The minimum cost for Claude Team is five Pro accounts at $25/month each - $125 total. If you’ve got one person that’s really slick with AI, get them the $125/month Max, and your other four team members cost you $100/month total. So that’s $225 to have a well enabled group.
You can use Exa from its web interface, but it’s served me better when it’s an MCP server that Cowork can use as part of its overall research process. You might have to open a text editor and touch a scary file that looks like this, but I am sure you can do it; Exa offers excellent documentation.

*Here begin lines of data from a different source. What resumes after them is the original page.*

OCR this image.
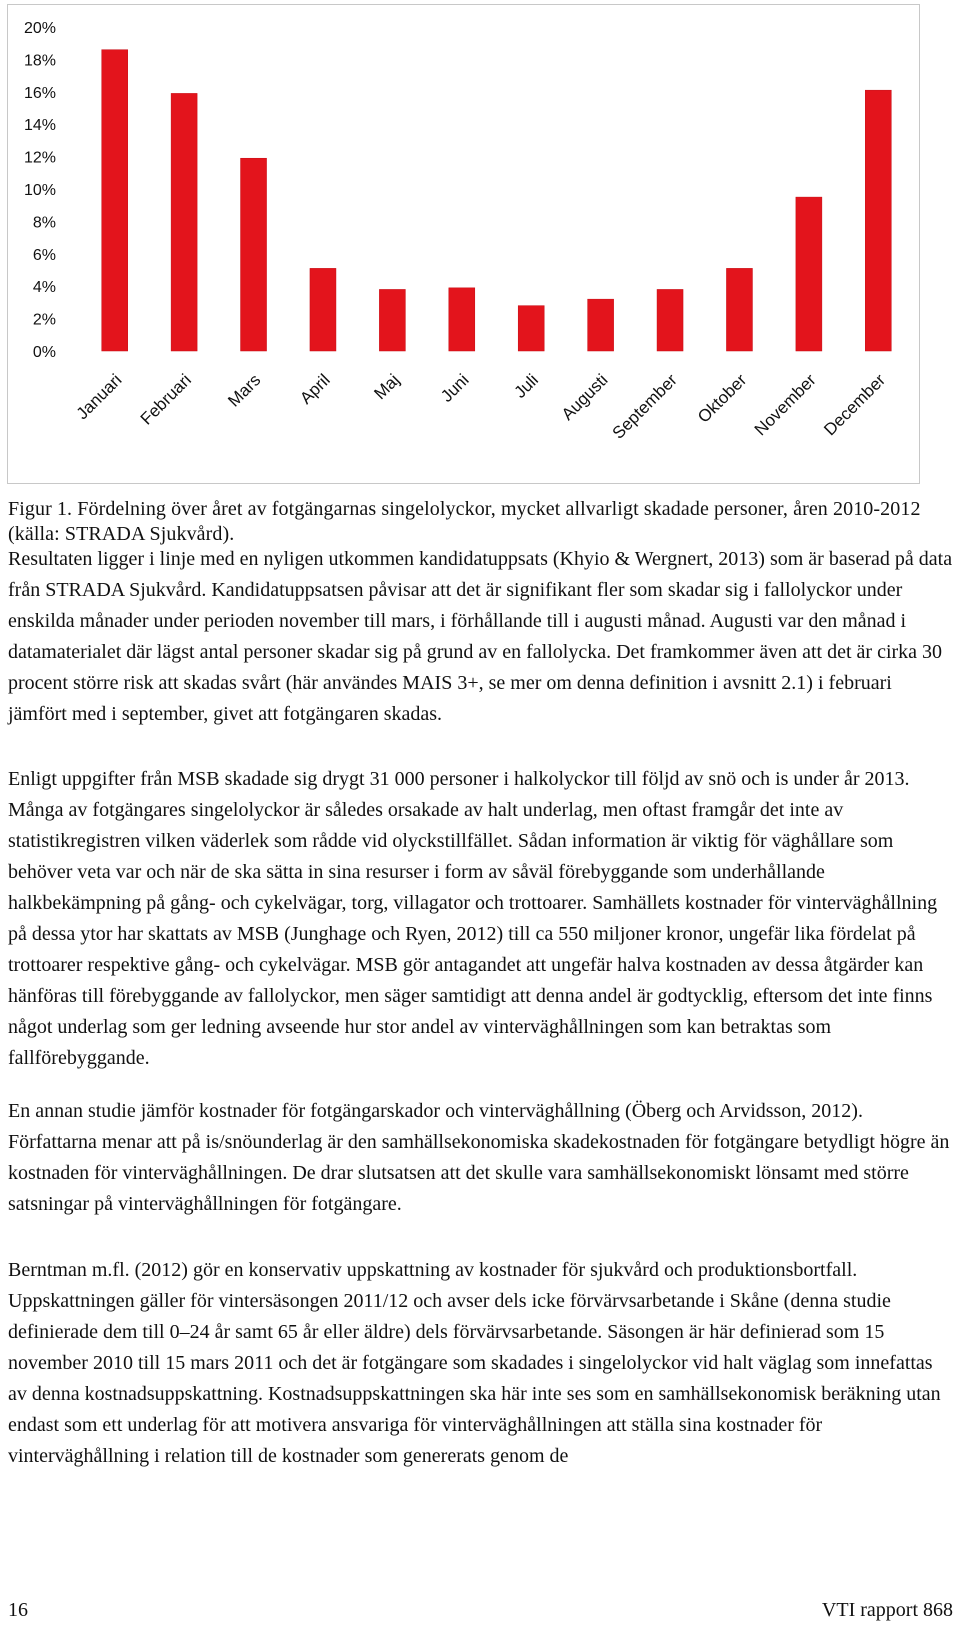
0%
2%
4%
6%
8%
10%
12%
14%
16%
18%
20%
Januari Februari Mars April Maj Juni Juli Augusti
September Oktober November December
Figur 1. Fördelning över året av fotgängarnas singelolyckor, mycket allvarligt skadade personer, åren 2010-2012 (källa: STRADA Sjukvård).

Resultaten ligger i linje med en nyligen utkommen kandidatuppsats (Khyio & Wergnert, 2013) som är baserad på data från STRADA Sjukvård. Kandidatuppsatsen påvisar att det är signifikant fler som skadar sig i fallolyckor under enskilda månader under perioden november till mars, i förhållande till i augusti månad. Augusti var den månad i datamaterialet där lägst antal personer skadar sig på grund av en fallolycka. Det framkommer även att det är cirka 30 procent större risk att skadas svårt (här användes MAIS 3+, se mer om denna definition i avsnitt 2.1) i februari jämfört med i september, givet att fotgängaren skadas.

Enligt uppgifter från MSB skadade sig drygt 31 000 personer i halkolyckor till följd av snö och is under år 2013. Många av fotgängares singelolyckor är således orsakade av halt underlag, men oftast framgår det inte av statistikregistren vilken väderlek som rådde vid olyckstillfället. Sådan information är viktig för väghållare som behöver veta var och när de ska sätta in sina resurser i form av såväl förebyggande som underhållande halkbekämpning på gång- och cykelvägar, torg, villagator och trottoarer. Samhällets kostnader för vinterväghållning på dessa ytor har skattats av MSB (Junghage och Ryen, 2012) till ca 550 miljoner kronor, ungefär lika fördelat på trottoarer respektive gång- och cykelvägar. MSB gör antagandet att ungefär halva kostnaden av dessa åtgärder kan hänföras till förebyggande av fallolyckor, men säger samtidigt att denna andel är godtycklig, eftersom det inte finns något underlag som ger ledning avseende hur stor andel av vinterväghållningen som kan betraktas som fallförebyggande.

En annan studie jämför kostnader för fotgängarskador och vinterväghållning (Öberg och Arvidsson, 2012). Författarna menar att på is/snöunderlag är den samhällsekonomiska skadekostnaden för fotgängare betydligt högre än kostnaden för vinterväghållningen. De drar slutsatsen att det skulle vara samhällsekonomiskt lönsamt med större satsningar på vinterväghållningen för fotgängare.

Berntman m.fl. (2012) gör en konservativ uppskattning av kostnader för sjukvård och produktionsbortfall. Uppskattningen gäller för vintersäsongen 2011/12 och avser dels icke förvärvsarbetande i Skåne (denna studie definierade dem till 0–24 år samt 65 år eller äldre) dels förvärvsarbetande. Säsongen är här definierad som 15 november 2010 till 15 mars 2011 och det är fotgängare som skadades i singelolyckor vid halt väglag som innefattas av denna kostnadsuppskattning. Kostnadsuppskattningen ska här inte ses som en samhällsekonomisk beräkning utan endast som ett underlag för att motivera ansvariga för vinterväghållningen att ställa sina kostnader för vinterväghållning i relation till de kostnader som genererats genom de

16	VTI rapport 868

Perplexity has always been better as a web interface than an MCP call in my experience, at least at the level of the gratis Pro account I’m running. This is no longer available as MCP, even if you paid for the $20/month Pro level service. I think Perplexity’s progression is a sign of what’s to come - the minimums are going to be $100 - $200/month for any sort of usable service. So if you didn’t get your gratis Pro last fall, shell out $20 to see how this works for you.
Hubspot - there are a LOT of CRM systems out there and thanks to AI enabled acceleration many of them have excellent feature sets. This one was chosen by someone I work with based on their prior experience and it’s been fine. Thanks to Claude it was really easy to get a web enabled leads form running using a Cloudflare Worker, as opposed to exposing the site with some vibe coded thing I can’t properly secure.
To Be Continued:
This was written right around the start of April, now it’s the end of the month, and we’ve added a back injury to a cofounder, as well as two funerals this week for parents among our close circle of associates. I know 2026 is a global exercise in peak stupidity, but this .. pelting … can end any ol’ time.
This got really long before I even got to the Claude Teams setup, and I’m not even into that yet, because other things got in the way.
Now you know what I’m doing, the next time I write it’ll be about what we get out of having Claude Teams. I think we’ll be doing it at the $125 for five seats level, it’s just not clear to me that the compute value is gonna hold, and the founder of that other company prefers to minimize costs.